The first four months of 2018 was a particularly volatile period (with sharp price movements) for Chinese equity markets. January experienced a brief up phase quickly followed by a sell-off, after the Chinese New Year Spring festival in February, which subsequently led to choppy and volatile markets through March and April.
These downward moves reflected a more cautious attitude, probably driven by increasing friction between the US and China on trade. The prospect of rising US interest rates also led to an increase in volatility in emerging equity markets as a whole. Additionally, investors have finally felt some indigestion over elevated valuations in the internet sector.
What is your outlook for the second half of 2018?
The purchasing managers’ index (PMI) surveys of businesses activity and the tighter monetary conditions in place since the tail end of 2017 suggest we may have seen a peak in Chinese economic activity.
The stronger financial regulations being imposed on the “off bank balance sheet” lending industry (lightly regulated lending mainly by trust companies, brokerages and insurance companies) is hurting weak corporates, while compliance with tougher guidelines has been pushed back to the end of 2020 to allow for a smoother transition. These financial reforms are painful but necessary as China looks to shift its growth model and wean itself off debt.
We think strong corporate profitability and cash flows, together with early signs of monetary easing and falling interbank lending rates, should provide an economic cushion.
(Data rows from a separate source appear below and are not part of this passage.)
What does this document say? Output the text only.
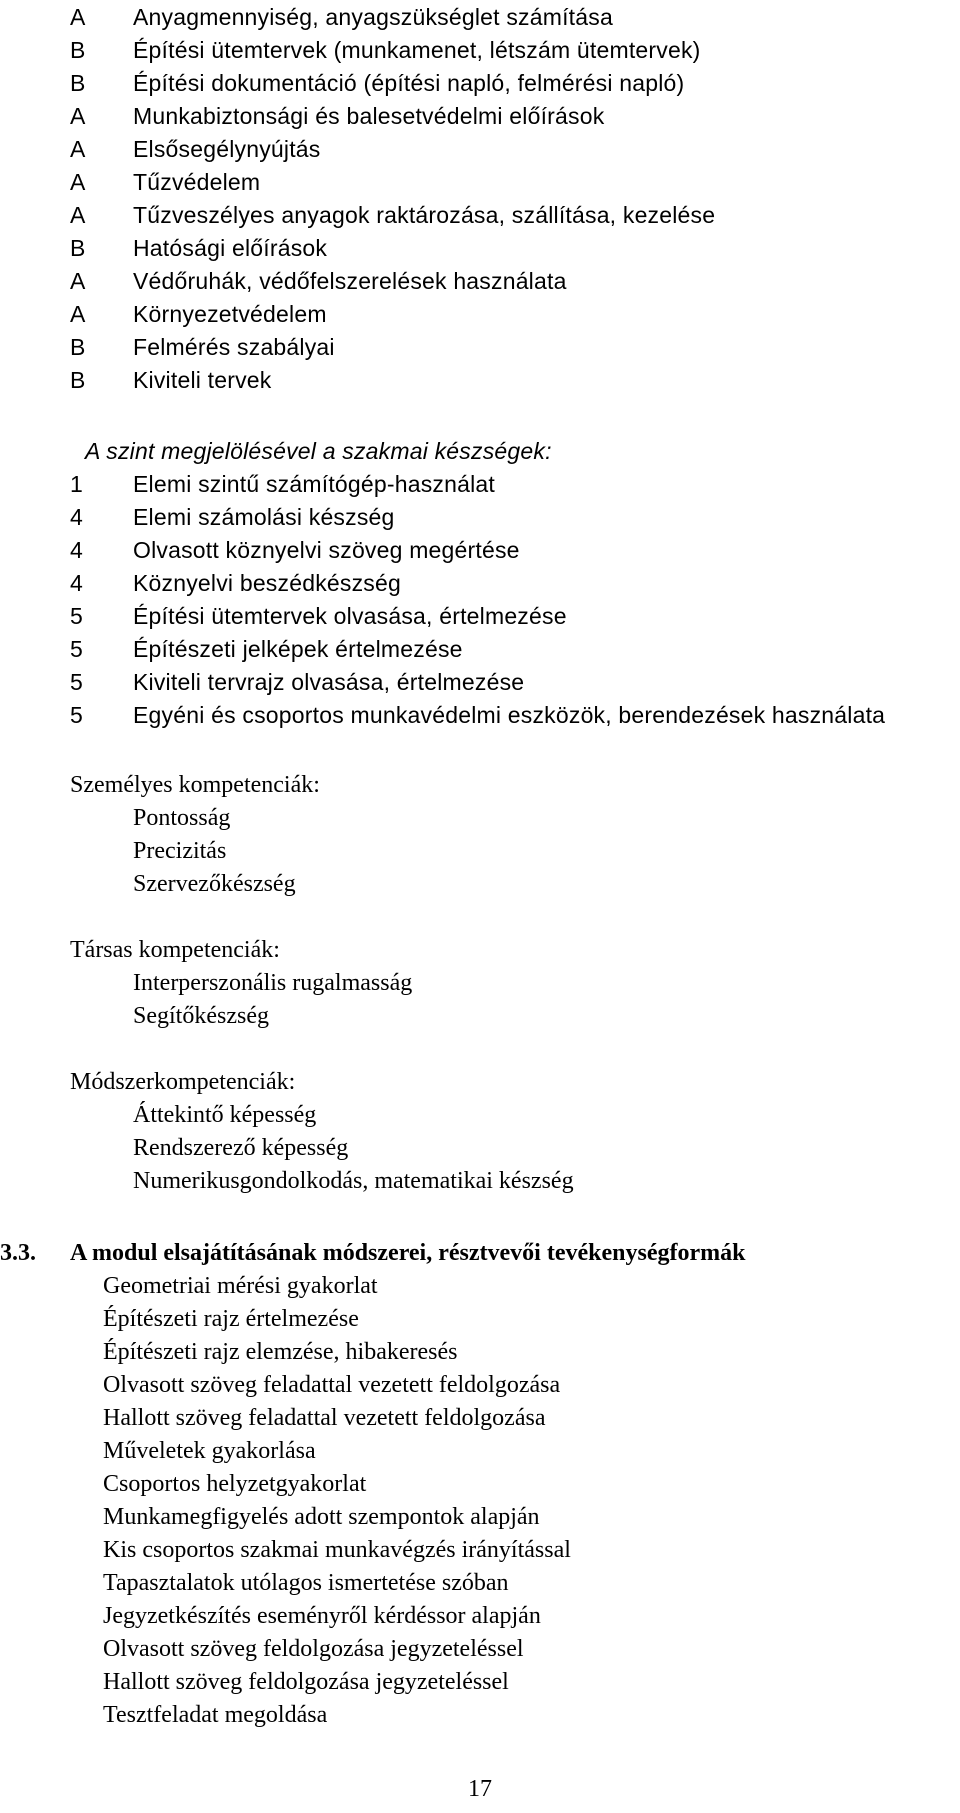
A Anyagmennyiség, anyagszükséglet számítása
B Építési ütemtervek (munkamenet, létszám ütemtervek)
B Építési dokumentáció (építési napló, felmérési napló)
A Munkabiztonsági és balesetvédelmi előírások
A Elsősegélynyújtás
A Tűzvédelem
A Tűzveszélyes anyagok raktározása, szállítása, kezelése
B Hatósági előírások
A Védőruhák, védőfelszerelések használata
A Környezetvédelem
B Felmérés szabályai
B Kiviteli tervek
A szint megjelölésével a szakmai készségek:
1 Elemi szintű számítógép-használat
4 Elemi számolási készség
4 Olvasott köznyelvi szöveg megértése
4 Köznyelvi beszédkészség
5 Építési ütemtervek olvasása, értelmezése
5 Építészeti jelképek értelmezése
5 Kiviteli tervrajz olvasása, értelmezése
5 Egyéni és csoportos munkavédelmi eszközök, berendezések használata
Személyes kompetenciák:
Pontosság
Precizitás
Szervezőkészség
Társas kompetenciák:
Interperszonális rugalmasság
Segítőkészség
Módszerkompetenciák:
Áttekintő képesség
Rendszerező képesség
Numerikusgondolkodás, matematikai készség
3.3. A modul elsajátításának módszerei, résztvevői tevékenységformák
Geometriai mérési gyakorlat
Építészeti rajz értelmezése
Építészeti rajz elemzése, hibakeresés
Olvasott szöveg feladattal vezetett feldolgozása
Hallott szöveg feladattal vezetett feldolgozása
Műveletek gyakorlása
Csoportos helyzetgyakorlat
Munkamegfigyelés adott szempontok alapján
Kis csoportos szakmai munkavégzés irányítással
Tapasztalatok utólagos ismertetése szóban
Jegyzetkészítés eseményről kérdéssor alapján
Olvasott szöveg feldolgozása jegyzeteléssel
Hallott szöveg feldolgozása jegyzeteléssel
Tesztfeladat megoldása
17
Meanwhile, currently low valuations are supporting many ‘old economy’ stocks, such as energy and minerals, in the Chinese markets.
Where are the most rewarding investment opportunities likely to be?
In our view, ‘new economy’ stocks, such as those in the consumer-driven and service sectors, may be more affected by their specific profit growth outlooks and this will likely require strong stock selection. This is different to 2017 where simply an allocation to China was the key to successful investing. We find opportunities in selected consumer-driven growth companies at reasonable valuations and unloved but cash generative state-owned ‘old economy’ companies in sectors such as energy and materials.